Label dinyatakan rusak apabila label yang disertakan pada barang dimasukkan ke dalam, ditempelkan pada atau merupakan bagian kemasan barang robek atau tidak utuh lagi atau luntur/pudar warnanya. Sedangkan Label dinyatakan tidak lengkap jika keterangan/penjelasan yang merupakan unsur-unsur label yang diwajibkan menurut Permendag No. 62/MDAG/PER/12/2009 dan peraturan perundang-undangan lainnya tidak terpenuhi. Selain pencantuman label sebagaimana dimaksud dalam Permendag tersebut, pelaku usaha wajib mencantumkan keterangan atau penjelasan yang menurut ketentuan perundang-undangan lain harus dicantumkan. Pelaku Usaha dilarang mencantumkan label yang dibuat secara tidak lengkap atau memuat informasi tidak benar dan/atau menyesatkan konsumen. Dalam Permendag ini diatur jenis-jenis barang yang wajib mencantumkan label yaitu terdiri dari 103 (seratus tiga) jenis barang dengan 682 Nomor HS, dengan klasifikasi: a. Jenis barang elektronika keperluan rumah tangga, sebanyak 46 (empat puluh enam) barang; b. Jenis barang sarana bahan bangunan, sebanyak 9 (sembilan) barang; c. Jenis barang keperluan kendaraan bermotor (suku cadang dan lainnya), sebanyak 24 (dua puluh empat) barang; d. Jenis barang lainnya, sebanyak 24 (dua puluh empat) barang.

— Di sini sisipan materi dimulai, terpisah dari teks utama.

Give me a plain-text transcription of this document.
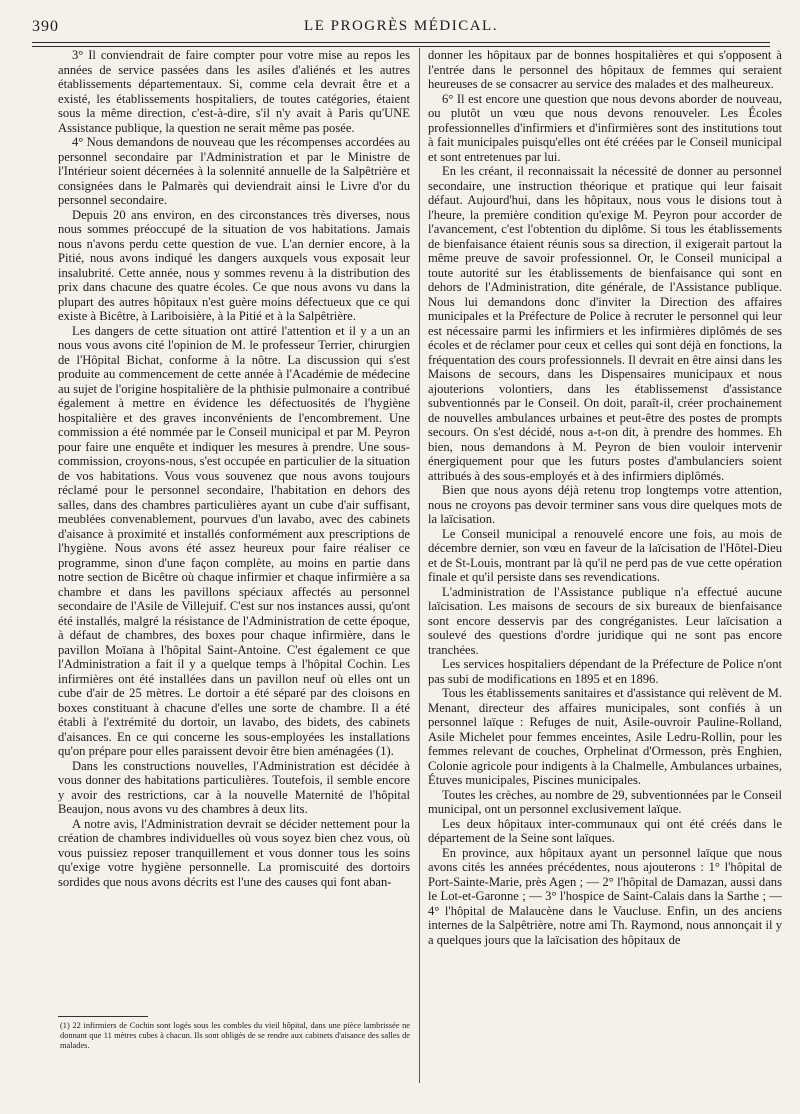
390	LE PROGRÈS MÉDICAL.

3° Il conviendrait de faire compter pour votre mise au repos les années de service passées dans les asiles d'aliénés et les autres établissements départementaux. Si, comme cela devrait être et a existé, les établissements hospitaliers, de toutes catégories, étaient sous la même direction, c'est-à-dire, s'il n'y avait à Paris qu'UNE Assistance publique, la question ne serait même pas posée.

4° Nous demandons de nouveau que les récompenses accordées au personnel secondaire par l'Administration et par le Ministre de l'Intérieur soient décernées à la solennité annuelle de la Salpêtrière et consignées dans le Palmarès qui deviendrait ainsi le Livre d'or du personnel secondaire.

Depuis 20 ans environ, en des circonstances très diverses, nous nous sommes préoccupé de la situation de vos habitations. Jamais nous n'avons perdu cette question de vue. L'an dernier encore, à la Pitié, nous avons indiqué les dangers auxquels vous exposait leur insalubrité. Cette année, nous y sommes revenu à la distribution des prix dans chacune des quatre écoles. Ce que nous avons vu dans la plupart des autres hôpitaux n'est guère moins défectueux que ce qui existe à Bicêtre, à Lariboisière, à la Pitié et à la Salpêtrière.

Les dangers de cette situation ont attiré l'attention et il y a un an nous vous avons cité l'opinion de M. le professeur Terrier, chirurgien de l'Hôpital Bichat, conforme à la nôtre. La discussion qui s'est produite au commencement de cette année à l'Académie de médecine au sujet de l'origine hospitalière de la phthisie pulmonaire a contribué également à mettre en évidence les défectuosités de l'hygiène hospitalière et des graves inconvénients de l'encombrement. Une commission a été nommée par le Conseil municipal et par M. Peyron pour faire une enquête et indiquer les mesures à prendre. Une sous-commission, croyons-nous, s'est occupée en particulier de la situation de vos habitations. Vous vous souvenez que nous avons toujours réclamé pour le personnel secondaire, l'habitation en dehors des salles, dans des chambres particulières ayant un cube d'air suffisant, meublées convenablement, pourvues d'un lavabo, avec des cabinets d'aisance à proximité et installés conformément aux prescriptions de l'hygiène. Nous avons été assez heureux pour faire réaliser ce programme, sinon d'une façon complète, au moins en partie dans notre section de Bicêtre où chaque infirmier et chaque infirmière a sa chambre et dans les pavillons spéciaux affectés au personnel secondaire de l'Asile de Villejuif. C'est sur nos instances aussi, qu'ont été installés, malgré la résistance de l'Administration de cette époque, à défaut de chambres, des boxes pour chaque infirmière, dans le pavillon Moïana à l'hôpital Saint-Antoine. C'est également ce que l'Administration a fait il y a quelque temps à l'hôpital Cochin. Les infirmières ont été installées dans un pavillon neuf où elles ont un cube d'air de 25 mètres. Le dortoir a été séparé par des cloisons en boxes constituant à chacune d'elles une sorte de chambre. Il a été établi à l'extrémité du dortoir, un lavabo, des bidets, des cabinets d'aisances. En ce qui concerne les sous-employées les installations qu'on prépare pour elles paraissent devoir être bien aménagées (1).

Dans les constructions nouvelles, l'Administration est décidée à vous donner des habitations particulières. Toutefois, il semble encore y avoir des restrictions, car à la nouvelle Maternité de l'hôpital Beaujon, nous avons vu des chambres à deux lits.

A notre avis, l'Administration devrait se décider nettement pour la création de chambres individuelles où vous soyez bien chez vous, où vous puissiez reposer tranquillement et vous donner tous les soins qu'exige votre hygiène personnelle. La promiscuité des dortoirs sordides que nous avons décrits est l'une des causes qui font aban-

donner les hôpitaux par de bonnes hospitalières et qui s'opposent à l'entrée dans le personnel des hôpitaux de femmes qui seraient heureuses de se consacrer au service des malades et des malheureux.

6° Il est encore une question que nous devons aborder de nouveau, ou plutôt un vœu que nous devons renouveler. Les Écoles professionnelles d'infirmiers et d'infirmières sont des institutions tout à fait municipales puisqu'elles ont été créées par le Conseil municipal et sont entretenues par lui.

En les créant, il reconnaissait la nécessité de donner au personnel secondaire, une instruction théorique et pratique qui leur faisait défaut. Aujourd'hui, dans les hôpitaux, nous vous le disions tout à l'heure, la première condition qu'exige M. Peyron pour accorder de l'avancement, c'est l'obtention du diplôme. Si tous les établissements de bienfaisance étaient réunis sous sa direction, il exigerait partout la même preuve de savoir professionnel. Or, le Conseil municipal a toute autorité sur les établissements de bienfaisance qui sont en dehors de l'Administration, dite générale, de l'Assistance publique. Nous lui demandons donc d'inviter la Direction des affaires municipales et la Préfecture de Police à recruter le personnel qui leur est nécessaire parmi les infirmiers et les infirmières diplômés de ses écoles et de réclamer pour ceux et celles qui sont déjà en fonctions, la fréquentation des cours professionnels. Il devrait en être ainsi dans les Maisons de secours, dans les Dispensaires municipaux et nous ajouterions volontiers, dans les établissemenst d'assistance subventionnés par le Conseil. On doit, paraît-il, créer prochainement de nouvelles ambulances urbaines et peut-être des postes de prompts secours. On s'est décidé, nous a-t-on dit, à prendre des hommes. Eh bien, nous demandons à M. Peyron de bien vouloir intervenir énergiquement pour que les futurs postes d'ambulanciers soient attribués à des sous-employés et à des infirmiers diplômés.

Bien que nous ayons déjà retenu trop longtemps votre attention, nous ne croyons pas devoir terminer sans vous dire quelques mots de la laïcisation.

Le Conseil municipal a renouvelé encore une fois, au mois de décembre dernier, son vœu en faveur de la laïcisation de l'Hôtel-Dieu et de St-Louis, montrant par là qu'il ne perd pas de vue cette opération finale et qu'il persiste dans ses revendications.

L'administration de l'Assistance publique n'a effectué aucune laïcisation. Les maisons de secours de six bureaux de bienfaisance sont encore desservis par des congréganistes. Leur laïcisation a soulevé des questions d'ordre juridique qui ne sont pas encore tranchées.

Les services hospitaliers dépendant de la Préfecture de Police n'ont pas subi de modifications en 1895 et en 1896.

Tous les établissements sanitaires et d'assistance qui relèvent de M. Menant, directeur des affaires municipales, sont confiés à un personnel laïque : Refuges de nuit, Asile-ouvroir Pauline-Rolland, Asile Michelet pour femmes enceintes, Asile Ledru-Rollin, pour les femmes relevant de couches, Orphelinat d'Ormesson, près Enghien, Colonie agricole pour indigents à la Chalmelle, Ambulances urbaines, Étuves municipales, Piscines municipales.

Toutes les crèches, au nombre de 29, subventionnées par le Conseil municipal, ont un personnel exclusivement laïque.

Les deux hôpitaux inter-communaux qui ont été créés dans le département de la Seine sont laïques.

En province, aux hôpitaux ayant un personnel laïque que nous avons cités les années précédentes, nous ajouterons : 1° l'hôpital de Port-Sainte-Marie, près Agen ; — 2° l'hôpital de Damazan, aussi dans le Lot-et-Garonne ; — 3° l'hospice de Saint-Calais dans la Sarthe ; — 4° l'hôpital de Malaucène dans le Vaucluse. Enfin, un des anciens internes de la Salpêtrière, notre ami Th. Raymond, nous annonçait il y a quelques jours que la laïcisation des hôpitaux de

(1) 22 infirmiers de Cochin sont logés sous les combles du vieil hôpital, dans une pièce lambrissée ne donnant que 11 mètres cubes à chacun. Ils sont obligés de se rendre aux cabinets d'aisance des salles de malades.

Pengecualian-pengecualian dalam hal pencantuman label yaitu: 1. Ketentuan pencantuman label dalam bahasa Indonesia tidak berlaku bagi: barang yang dijual dalam bentuk curah dan dikemas secara langsung di hadapan konsumen; dan keperluan kendaraan bermotor (suku cadang lainnya) yang diimpor oleh produsen kendaraan bermotor atau Agen Pemegang Merek (APM) kendaraan bermotor sebagai bahan baku dan/atau bahan penolong lain yang terkait dengan produksi.

17

2. Ketentuan tidak berlakunya kewajiban pencantuman label dalam bahasa Indonesia atas importasi barang tersebut diatas dapat diberikan jika produsen kendaraan bermotor atau APM kendaraan bermotor mengajukan permohonan kepada Direktur Jenderal Perdagangan Dalam Negeri (Dirjen PDN) dalam hal ini Direktur Pengawasan Barang Beredar dan Jasa Kementerian Perdagangan dengan melengkapi dan menunjukkan aslinya: fotocopy Izin Usaha Industri (IUI) untuk produsen kendaraan bermotor; atau fotocopy penetapan sebagai agen pemegang merek kendaraan bermotor dari instansi yang berwenang untuk APM kendaraan bermotor. 3. Berdasarkan permohonan tersebut, Dirjen PDN dalam hal ini Direktur Pengawasan Barang Beredar dan Jasa menyampaikan daftar produsen kendaraan bermotor atau APM yang tidak dikenakan kewajiban pecantuman label dalam bahasa Indonesia kepada Dirjen Bea Cukai dengan tembusan disampaikan kepada pemohon.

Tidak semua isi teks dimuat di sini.